Before the examination, the radiologist will check that the patient has not suffered from an allergic reaction to the injection of a radiological contrast medium in the past.
The arthrography is performed in a codified and sequential manner. After disinfecting the periarticular area to be explored, the radiologist doctor instills the contrast product in the area (s) of interest- The positioning of the intra-articular puncture needle is done under radiological control.
The whole process takes between 5 to 10 minutes. The injected product will fill the joint and mold the bone surfaces. When injecting, you may feel localized heat or a feeling of swelling. These effects are transient and disappear quickly. Once the injection has been performed, the doctor acquires the images either by MRI or by scanner depending on the structures to be explored (soft tissue, bone tissue, cartilage cover, etc.). Complications are rare (1 / 100,000): intraarticular bleeding and secondary infection are the main, the second being the most feared. Everything is being done, particularly in terms of asepsis, in order to limit the risk of it occurring.
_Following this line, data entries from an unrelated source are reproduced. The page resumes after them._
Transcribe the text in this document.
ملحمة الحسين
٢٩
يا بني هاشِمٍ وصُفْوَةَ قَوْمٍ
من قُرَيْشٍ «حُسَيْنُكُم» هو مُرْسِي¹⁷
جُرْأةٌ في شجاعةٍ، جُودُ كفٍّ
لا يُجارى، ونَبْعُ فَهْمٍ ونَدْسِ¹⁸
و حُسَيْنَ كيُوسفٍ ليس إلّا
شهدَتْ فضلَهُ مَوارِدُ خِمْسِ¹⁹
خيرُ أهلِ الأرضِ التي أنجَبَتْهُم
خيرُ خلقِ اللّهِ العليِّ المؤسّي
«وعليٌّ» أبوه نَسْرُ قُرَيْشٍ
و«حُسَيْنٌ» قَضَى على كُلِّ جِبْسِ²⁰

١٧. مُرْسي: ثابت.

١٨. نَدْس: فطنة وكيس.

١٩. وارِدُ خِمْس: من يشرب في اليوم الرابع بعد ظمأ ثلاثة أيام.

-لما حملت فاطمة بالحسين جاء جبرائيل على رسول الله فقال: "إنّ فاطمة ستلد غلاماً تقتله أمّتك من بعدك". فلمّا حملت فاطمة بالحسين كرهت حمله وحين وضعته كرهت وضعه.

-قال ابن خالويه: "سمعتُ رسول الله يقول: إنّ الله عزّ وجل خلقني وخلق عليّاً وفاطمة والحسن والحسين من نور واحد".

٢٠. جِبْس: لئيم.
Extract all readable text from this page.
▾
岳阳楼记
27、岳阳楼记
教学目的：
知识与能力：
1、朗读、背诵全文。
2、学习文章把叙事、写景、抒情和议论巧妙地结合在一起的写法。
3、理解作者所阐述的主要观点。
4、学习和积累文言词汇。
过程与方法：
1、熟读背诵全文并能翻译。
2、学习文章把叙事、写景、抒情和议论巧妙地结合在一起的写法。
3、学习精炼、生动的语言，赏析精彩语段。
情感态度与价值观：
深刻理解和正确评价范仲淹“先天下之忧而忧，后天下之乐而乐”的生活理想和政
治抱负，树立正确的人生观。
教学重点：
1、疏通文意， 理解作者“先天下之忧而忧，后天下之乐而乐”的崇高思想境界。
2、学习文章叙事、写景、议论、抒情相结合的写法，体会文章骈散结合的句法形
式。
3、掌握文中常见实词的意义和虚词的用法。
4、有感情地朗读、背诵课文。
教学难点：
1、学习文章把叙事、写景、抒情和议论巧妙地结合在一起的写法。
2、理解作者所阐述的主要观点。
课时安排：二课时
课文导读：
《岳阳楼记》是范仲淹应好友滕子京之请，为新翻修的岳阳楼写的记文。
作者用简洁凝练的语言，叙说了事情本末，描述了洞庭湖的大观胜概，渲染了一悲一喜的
This is an examination that uses nuclear medicine techniques (an injection of radioactive isotopes) to assess the bone metabolism of the entire skeleton. It is an additional examination for the search for bone diseases: fractures, joint diseases, sportsmen’s pathologies (cracks, periostitis), algodystrophy (Südek), bone infection, primary or secondary bone tumors. It is not necessary to be fasting.
The examination takes place in two parts: first, an intravenous injection of the radioactive isotope is carried out (duration: 15 minutes). After the injection, the patient should drink 1 liter of water and go to urinate to facilitate the fixation of the product on the bone and its elimination by the kidneys. Three hours after the injection, the second part of the exam begins. It consists of placing the patient comfortably on the examination table (Gamma camera), which must remain immobile during the acquisition of the images (lasts 40 minutes).